The air-filled tubes will sometimes need a boost; a hand or foot pump included by the manufacturer will easily do the job. Operating your RIB when the tubes are under-inflated is not recommended and can cause the tubes to flex, resulting in stress on the joints. The tubes should feel tight to the touch, with a bit of a flex from the pressure of a finger. Using a hand pump, it is difficult to over-inflate the tubes, but the biggest mistake people make is not inflating the tubes enough.

A sharp knife, dock nail or other pointy object can puncture a RIB’s air tube and cause a problem, but it’s very unlikely you will sink. That’s because the outer inflatable tubes are chambered off, so the whole boat doesn’t lose air and buoyancy in case of a perforation. In addition, the fiberglass hull also provides flotation.  “If you do tear up the tube, we have creative ways to make the repair,” Gillette says. “We can do a special pattern, or make it a panel patch and even add the same on the other side to match. We can also add special handles or make it a different color.”

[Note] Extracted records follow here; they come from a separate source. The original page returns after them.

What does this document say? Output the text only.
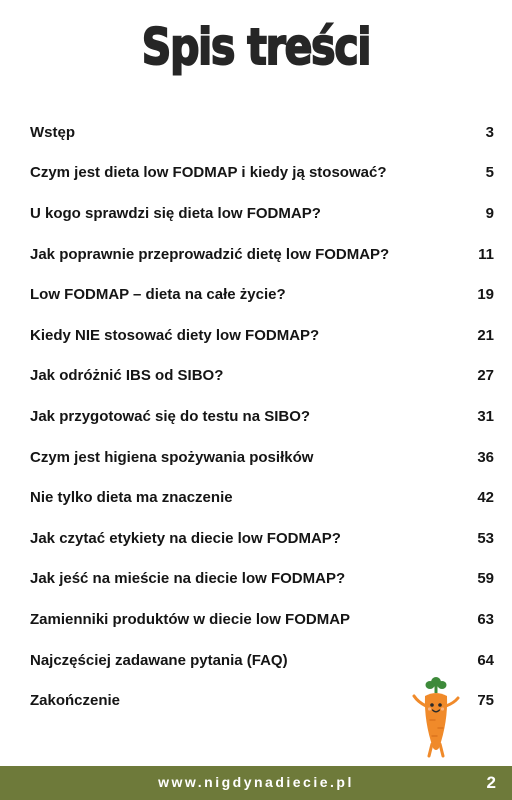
Spis treści
Wstęp	3
Czym jest dieta low FODMAP i kiedy ją stosować?	5
U kogo sprawdzi się dieta low FODMAP?	9
Jak poprawnie przeprowadzić dietę low FODMAP?	11
Low FODMAP – dieta na całe życie?	19
Kiedy NIE stosować diety low FODMAP?	21
Jak odróżnić IBS od SIBO?	27
Jak przygotować się do testu na SIBO?	31
Czym jest higiena spożywania posiłków	36
Nie tylko dieta ma znaczenie	42
Jak czytać etykiety na diecie low FODMAP?	53
Jak jeść na mieście na diecie low FODMAP?	59
Zamienniki produktów w diecie low FODMAP	63
Najczęściej zadawane pytania (FAQ)	64
Zakończenie	75
www.nigdynadiecie.pl	2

Do-it-yourselfers can accomplish maintenance tasks such as cleaning and covering the RIB, but when it comes to a major project in RIB repair like replacing the inflatable tube, it’s time for a professional. “The cost for a new tube around the fiberglass hull is about $400 to $450 per foot,” Gillette says. “We help the customer calculate if it’s worth it. For a 10-footer, it might be better to just buy a new boat, while for an 18-footer, a new tube makes sense.”

Once you decide on a new tube, options such as extra handles and pockets can be added, and there are a variety of collar colors from which to choose. Gillette and his team specialize in customizing the tubes for clients. “A big thing when doing a new tube for a tender is matching the color of the yacht,” Gillette says. “That’s where we get really creative, and it’s a way for the owner to have their RIB really stand out.”